À ce stade, les intentions de vote du STF indiquent un ballotage : si le rapporteur Edson Fachin a pris position contre le seuil temporel, le 9 septembre 2021, le magistrat Nunes Marques - nommé par le gouvernement Bolsonaro - a défendu un vote en faveur. Le procès est paralysé depuis le 15 septembre 2021, lorsque le juge Alexandre de Moraes en a demandé la suspension.

Pour compléter le tableau des actions en cours, le Conseil national des droits de l’homme (CNDH) vient de solliciter du procureur général de l’Union (AGU) qu’il révoquer l’avis 001/2017 « anti-démarcation » - et qu’il inverse la position tenue par l’instance sous le gouvernement Bolsonaro à propos de ce procès.

L’avis, par ailleurs suspendu par le STF, est un autre instrument visant à rendre impraticable, de fait, la démarcation des terres autochtones. Car il stipule, de manière inconstitutionnelle, que l’ensemble de l’administration publique fédérale adopte des restrictions à la démarcation des terres autochtones. Ainsi, les arguments utilisés pour la délimitation du territoire Raposa Serra do Sol (État du Roraima) découlaient précisément de la thèse du seuil temporel.

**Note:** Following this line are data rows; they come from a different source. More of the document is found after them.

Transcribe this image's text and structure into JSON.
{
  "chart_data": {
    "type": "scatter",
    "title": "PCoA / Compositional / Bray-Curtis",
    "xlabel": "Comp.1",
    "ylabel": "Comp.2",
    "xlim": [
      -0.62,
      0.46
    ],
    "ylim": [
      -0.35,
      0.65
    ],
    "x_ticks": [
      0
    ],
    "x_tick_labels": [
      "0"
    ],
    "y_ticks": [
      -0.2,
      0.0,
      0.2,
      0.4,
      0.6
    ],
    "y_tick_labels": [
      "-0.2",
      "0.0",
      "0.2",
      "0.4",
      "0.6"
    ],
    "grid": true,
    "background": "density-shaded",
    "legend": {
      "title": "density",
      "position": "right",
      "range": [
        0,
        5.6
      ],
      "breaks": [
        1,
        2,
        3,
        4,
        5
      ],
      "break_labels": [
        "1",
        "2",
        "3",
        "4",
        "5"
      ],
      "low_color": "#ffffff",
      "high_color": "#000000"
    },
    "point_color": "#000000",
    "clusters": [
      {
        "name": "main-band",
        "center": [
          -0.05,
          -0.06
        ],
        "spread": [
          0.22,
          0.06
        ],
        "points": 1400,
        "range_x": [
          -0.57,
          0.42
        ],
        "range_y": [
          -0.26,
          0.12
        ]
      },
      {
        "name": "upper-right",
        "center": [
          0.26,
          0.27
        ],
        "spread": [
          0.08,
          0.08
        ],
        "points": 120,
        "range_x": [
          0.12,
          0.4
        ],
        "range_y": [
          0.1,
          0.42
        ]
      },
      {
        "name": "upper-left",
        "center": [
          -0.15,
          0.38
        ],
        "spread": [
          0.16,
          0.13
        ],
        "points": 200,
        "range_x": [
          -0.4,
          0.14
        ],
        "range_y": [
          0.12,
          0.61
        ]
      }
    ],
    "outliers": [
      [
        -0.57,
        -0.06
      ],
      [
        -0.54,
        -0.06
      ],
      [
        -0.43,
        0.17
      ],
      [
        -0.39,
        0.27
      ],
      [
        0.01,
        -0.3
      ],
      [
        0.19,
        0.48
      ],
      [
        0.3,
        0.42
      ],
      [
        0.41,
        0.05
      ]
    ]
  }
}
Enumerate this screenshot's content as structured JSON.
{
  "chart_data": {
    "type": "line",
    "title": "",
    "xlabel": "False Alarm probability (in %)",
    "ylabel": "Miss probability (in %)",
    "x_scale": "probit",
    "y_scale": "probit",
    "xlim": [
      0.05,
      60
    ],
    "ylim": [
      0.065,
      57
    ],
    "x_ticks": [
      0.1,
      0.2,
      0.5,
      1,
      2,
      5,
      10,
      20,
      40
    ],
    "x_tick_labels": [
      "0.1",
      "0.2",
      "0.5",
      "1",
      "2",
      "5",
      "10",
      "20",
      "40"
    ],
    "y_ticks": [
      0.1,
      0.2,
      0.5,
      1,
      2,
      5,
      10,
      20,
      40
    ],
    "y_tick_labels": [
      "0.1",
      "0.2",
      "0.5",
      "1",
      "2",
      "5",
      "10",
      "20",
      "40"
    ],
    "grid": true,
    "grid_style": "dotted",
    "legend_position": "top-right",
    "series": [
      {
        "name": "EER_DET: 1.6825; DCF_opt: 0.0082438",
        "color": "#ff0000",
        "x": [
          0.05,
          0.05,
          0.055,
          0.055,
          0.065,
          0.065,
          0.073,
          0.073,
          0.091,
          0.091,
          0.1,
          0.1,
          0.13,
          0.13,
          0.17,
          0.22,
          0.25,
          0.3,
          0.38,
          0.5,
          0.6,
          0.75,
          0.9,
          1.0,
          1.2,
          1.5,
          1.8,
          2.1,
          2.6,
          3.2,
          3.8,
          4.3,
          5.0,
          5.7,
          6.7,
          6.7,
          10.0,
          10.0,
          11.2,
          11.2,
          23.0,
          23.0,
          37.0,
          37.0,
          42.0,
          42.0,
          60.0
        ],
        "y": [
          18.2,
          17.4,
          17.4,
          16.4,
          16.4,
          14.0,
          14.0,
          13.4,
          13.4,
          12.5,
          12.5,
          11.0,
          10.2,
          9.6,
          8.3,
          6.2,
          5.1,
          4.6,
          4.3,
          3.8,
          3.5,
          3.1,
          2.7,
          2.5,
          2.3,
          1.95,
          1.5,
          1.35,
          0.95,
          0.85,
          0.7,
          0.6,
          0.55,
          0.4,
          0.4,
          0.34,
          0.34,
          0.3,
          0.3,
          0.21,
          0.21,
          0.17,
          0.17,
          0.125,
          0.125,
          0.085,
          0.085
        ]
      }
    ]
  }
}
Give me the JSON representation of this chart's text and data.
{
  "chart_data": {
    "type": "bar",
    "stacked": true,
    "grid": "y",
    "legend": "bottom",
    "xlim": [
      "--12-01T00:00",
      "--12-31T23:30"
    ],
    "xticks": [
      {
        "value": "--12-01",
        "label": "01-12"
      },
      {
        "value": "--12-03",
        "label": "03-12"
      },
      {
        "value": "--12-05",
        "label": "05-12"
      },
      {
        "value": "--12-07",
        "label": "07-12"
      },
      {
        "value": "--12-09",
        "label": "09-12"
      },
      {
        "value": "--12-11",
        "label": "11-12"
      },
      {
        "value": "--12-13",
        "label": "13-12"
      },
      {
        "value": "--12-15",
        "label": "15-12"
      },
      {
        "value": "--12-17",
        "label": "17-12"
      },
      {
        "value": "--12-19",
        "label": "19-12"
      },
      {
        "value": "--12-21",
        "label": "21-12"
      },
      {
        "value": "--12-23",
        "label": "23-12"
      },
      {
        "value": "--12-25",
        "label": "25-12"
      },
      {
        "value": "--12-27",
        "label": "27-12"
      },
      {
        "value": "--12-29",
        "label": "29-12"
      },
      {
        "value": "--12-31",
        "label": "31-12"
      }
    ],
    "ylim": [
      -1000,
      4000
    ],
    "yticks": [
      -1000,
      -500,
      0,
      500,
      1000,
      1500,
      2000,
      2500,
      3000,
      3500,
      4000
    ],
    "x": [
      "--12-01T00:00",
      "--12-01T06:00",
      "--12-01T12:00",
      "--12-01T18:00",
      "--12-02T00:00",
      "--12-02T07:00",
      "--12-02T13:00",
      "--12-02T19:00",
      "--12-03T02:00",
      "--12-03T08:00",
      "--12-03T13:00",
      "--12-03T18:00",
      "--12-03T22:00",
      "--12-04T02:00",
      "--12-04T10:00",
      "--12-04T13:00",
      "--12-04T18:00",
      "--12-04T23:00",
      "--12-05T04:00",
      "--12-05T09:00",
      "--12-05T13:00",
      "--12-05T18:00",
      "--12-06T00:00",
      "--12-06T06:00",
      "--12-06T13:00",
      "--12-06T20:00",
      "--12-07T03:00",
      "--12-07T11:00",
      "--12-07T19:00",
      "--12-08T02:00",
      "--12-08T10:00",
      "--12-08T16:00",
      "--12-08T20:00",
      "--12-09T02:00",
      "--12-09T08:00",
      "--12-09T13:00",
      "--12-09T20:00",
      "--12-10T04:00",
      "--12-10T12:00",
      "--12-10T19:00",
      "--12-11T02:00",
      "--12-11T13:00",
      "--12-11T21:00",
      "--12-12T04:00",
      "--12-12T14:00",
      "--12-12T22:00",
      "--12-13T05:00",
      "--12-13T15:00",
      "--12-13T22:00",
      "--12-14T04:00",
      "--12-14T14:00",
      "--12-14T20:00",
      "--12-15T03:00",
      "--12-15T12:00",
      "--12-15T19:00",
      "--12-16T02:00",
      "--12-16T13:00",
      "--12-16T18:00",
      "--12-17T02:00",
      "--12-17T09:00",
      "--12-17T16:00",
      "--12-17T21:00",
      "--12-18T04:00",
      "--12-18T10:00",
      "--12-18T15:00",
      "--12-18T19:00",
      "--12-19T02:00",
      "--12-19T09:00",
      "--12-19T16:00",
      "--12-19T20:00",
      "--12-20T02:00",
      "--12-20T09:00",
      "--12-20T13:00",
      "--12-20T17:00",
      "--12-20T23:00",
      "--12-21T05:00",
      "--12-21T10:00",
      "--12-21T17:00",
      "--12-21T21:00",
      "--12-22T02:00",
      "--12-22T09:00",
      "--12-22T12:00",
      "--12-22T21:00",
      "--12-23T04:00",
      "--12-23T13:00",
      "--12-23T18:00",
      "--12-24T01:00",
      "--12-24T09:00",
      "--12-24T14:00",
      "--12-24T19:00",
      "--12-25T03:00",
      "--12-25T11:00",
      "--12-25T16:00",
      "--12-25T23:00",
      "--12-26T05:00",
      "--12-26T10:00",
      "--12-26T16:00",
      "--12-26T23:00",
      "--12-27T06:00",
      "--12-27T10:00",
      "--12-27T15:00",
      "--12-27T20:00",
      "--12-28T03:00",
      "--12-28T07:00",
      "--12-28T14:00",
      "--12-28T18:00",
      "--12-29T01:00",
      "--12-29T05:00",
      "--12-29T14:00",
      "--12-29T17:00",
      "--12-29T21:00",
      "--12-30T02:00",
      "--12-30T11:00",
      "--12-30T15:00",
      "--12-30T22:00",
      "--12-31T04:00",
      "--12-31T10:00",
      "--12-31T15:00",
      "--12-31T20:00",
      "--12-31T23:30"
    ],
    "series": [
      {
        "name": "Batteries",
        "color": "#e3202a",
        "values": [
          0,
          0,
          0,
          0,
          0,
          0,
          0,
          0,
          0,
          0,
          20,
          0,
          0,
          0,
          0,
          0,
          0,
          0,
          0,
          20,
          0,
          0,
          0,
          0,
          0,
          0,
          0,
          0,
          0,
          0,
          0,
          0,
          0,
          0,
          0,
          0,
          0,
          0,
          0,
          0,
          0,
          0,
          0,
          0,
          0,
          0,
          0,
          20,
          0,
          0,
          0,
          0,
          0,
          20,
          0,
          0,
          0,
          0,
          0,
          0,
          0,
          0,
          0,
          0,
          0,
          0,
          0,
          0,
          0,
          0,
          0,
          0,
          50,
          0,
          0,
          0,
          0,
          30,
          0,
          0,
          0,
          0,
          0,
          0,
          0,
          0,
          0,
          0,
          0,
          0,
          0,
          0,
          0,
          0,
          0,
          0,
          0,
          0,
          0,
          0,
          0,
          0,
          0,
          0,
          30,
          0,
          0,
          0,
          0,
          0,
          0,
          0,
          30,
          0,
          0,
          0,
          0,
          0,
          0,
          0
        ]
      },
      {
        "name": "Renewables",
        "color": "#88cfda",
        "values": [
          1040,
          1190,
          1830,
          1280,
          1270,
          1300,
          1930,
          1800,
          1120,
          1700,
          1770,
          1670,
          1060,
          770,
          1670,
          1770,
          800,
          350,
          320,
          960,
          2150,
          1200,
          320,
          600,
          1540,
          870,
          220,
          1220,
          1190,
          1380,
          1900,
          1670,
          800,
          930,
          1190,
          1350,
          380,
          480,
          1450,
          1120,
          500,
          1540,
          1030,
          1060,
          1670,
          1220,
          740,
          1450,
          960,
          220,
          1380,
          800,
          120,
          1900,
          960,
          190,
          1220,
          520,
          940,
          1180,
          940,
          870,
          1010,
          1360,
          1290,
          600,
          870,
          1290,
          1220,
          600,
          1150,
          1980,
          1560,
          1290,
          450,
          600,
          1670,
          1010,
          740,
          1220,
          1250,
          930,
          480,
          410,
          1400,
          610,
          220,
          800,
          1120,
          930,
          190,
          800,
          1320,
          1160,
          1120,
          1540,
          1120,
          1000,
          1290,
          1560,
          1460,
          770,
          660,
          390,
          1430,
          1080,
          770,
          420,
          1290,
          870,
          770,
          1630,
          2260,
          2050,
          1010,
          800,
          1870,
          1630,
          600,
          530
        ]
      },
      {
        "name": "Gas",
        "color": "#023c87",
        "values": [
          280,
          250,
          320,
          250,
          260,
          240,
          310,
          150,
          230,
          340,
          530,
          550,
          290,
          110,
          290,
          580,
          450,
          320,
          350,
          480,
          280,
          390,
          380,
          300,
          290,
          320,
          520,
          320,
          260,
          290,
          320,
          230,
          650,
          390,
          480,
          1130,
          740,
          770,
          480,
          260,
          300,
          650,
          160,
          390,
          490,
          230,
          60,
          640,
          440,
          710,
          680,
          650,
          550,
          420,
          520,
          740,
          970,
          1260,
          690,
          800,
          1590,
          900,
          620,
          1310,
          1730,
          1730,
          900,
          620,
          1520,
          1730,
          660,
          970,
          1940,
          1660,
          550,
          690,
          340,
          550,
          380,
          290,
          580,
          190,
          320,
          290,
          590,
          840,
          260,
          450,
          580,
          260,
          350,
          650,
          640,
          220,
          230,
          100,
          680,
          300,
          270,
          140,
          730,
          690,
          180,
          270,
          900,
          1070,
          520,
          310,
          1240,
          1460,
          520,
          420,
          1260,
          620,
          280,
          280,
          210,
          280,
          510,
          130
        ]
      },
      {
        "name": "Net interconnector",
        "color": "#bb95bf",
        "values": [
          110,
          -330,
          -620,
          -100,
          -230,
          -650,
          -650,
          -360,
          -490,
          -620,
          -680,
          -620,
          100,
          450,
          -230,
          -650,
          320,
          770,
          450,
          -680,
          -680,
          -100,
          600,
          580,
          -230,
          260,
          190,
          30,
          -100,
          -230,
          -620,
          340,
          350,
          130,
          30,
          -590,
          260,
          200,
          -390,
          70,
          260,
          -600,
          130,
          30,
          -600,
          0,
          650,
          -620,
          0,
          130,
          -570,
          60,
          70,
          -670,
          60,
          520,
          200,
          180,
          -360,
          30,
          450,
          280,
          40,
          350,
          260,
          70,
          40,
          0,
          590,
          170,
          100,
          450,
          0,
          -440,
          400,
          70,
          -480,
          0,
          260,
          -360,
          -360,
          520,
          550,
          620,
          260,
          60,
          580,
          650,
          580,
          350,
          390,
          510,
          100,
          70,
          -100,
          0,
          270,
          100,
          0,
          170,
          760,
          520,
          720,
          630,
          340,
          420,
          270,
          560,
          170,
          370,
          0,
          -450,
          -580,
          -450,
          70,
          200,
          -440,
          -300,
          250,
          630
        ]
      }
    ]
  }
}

Voir en ligne : Maioria dos deputados federais insiste em inviabilizar demarcação de terras indígenas por meio de projeto de lei

Crédit photo : Marina Oliveira/Cimi
Ato simbólico denuncia a agenda anti-indígena do governo federal e do Congresso Nacional, em 2021.
Acte symbolique dénonçant l’agenda anti-autochtone du gouvernement fédéral et du Congrès National (chambre des députés au niveau fédéral), en 2021

[1Le front parlementaire ruraliste est le plus important et le mieux organisé. Il est actuellement composé de 251 députés (sur 513) et 31 sénateurs (sur 81) soit près de la moitié des membres du Congrès. Très organisé, il défend les intérêts de l’agrobusiness. Son poids et son efficacité expliquent la rapidité avec laquelle il a pu faire passer à la Chambre des députés ses deux grands projets (démarcation des terres indigènes et disparition du ministère de l’environnement et du changement climatique).